Poszukiwania za zaginionym 50-letnim mieszkańcem gminy Lubycza Królewska trwały od niedzieli (23 lipca). Zaginięcie zgłosiła jego rodzina. Ostatni raz widziany był w miejscowości Hrebenne, po tym jak w niedzielę rano wyjechał rowerem z domu i nie wrócił. W akcji poszukiwawczej, policjantów wspomagali strażacy.

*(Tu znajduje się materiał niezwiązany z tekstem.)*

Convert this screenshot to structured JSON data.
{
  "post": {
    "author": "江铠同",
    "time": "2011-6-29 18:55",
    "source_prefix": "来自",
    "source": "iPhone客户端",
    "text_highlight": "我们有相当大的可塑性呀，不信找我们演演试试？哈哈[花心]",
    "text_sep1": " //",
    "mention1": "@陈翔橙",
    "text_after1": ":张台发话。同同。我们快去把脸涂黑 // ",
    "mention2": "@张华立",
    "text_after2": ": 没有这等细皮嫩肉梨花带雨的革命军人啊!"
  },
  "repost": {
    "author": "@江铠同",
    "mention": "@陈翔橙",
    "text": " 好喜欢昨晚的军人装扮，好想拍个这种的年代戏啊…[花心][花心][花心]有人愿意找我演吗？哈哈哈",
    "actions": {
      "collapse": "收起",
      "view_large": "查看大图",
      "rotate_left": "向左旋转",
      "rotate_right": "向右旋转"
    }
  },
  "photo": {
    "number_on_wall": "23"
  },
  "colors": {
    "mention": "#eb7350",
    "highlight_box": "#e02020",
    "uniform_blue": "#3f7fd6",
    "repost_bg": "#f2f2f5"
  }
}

– Sprawdzaliśmy różne wątki w tej sprawie, nie wykluczając utonięcia mężczyzny – poinformowała 25 lipca młodszy aspirant Małgorzata Pawłowska z KPP w Tomaszowie Lubelskim. – W działaniach na terenie stawu wędkarskiego w Hrebennem, wykorzystywane były sonary oraz łodzie poszukiwawcze. Dziś rano, policjanci kryminalni, zauważyli w wodzie ciało mężczyzny. Podczas wstępnej identyfikacji potwierdzono, że jest to zaginiony 50-latek.
Ciało mężczyzny decyzją prokuratora zostało zabezpieczone do badań sekcyjnych. Wstępnie nie stwierdzono obrażeń mogących świadczyć o udziale osób trzecich. Trwa wyjaśnianie dokładnych okoliczności zdarzenia.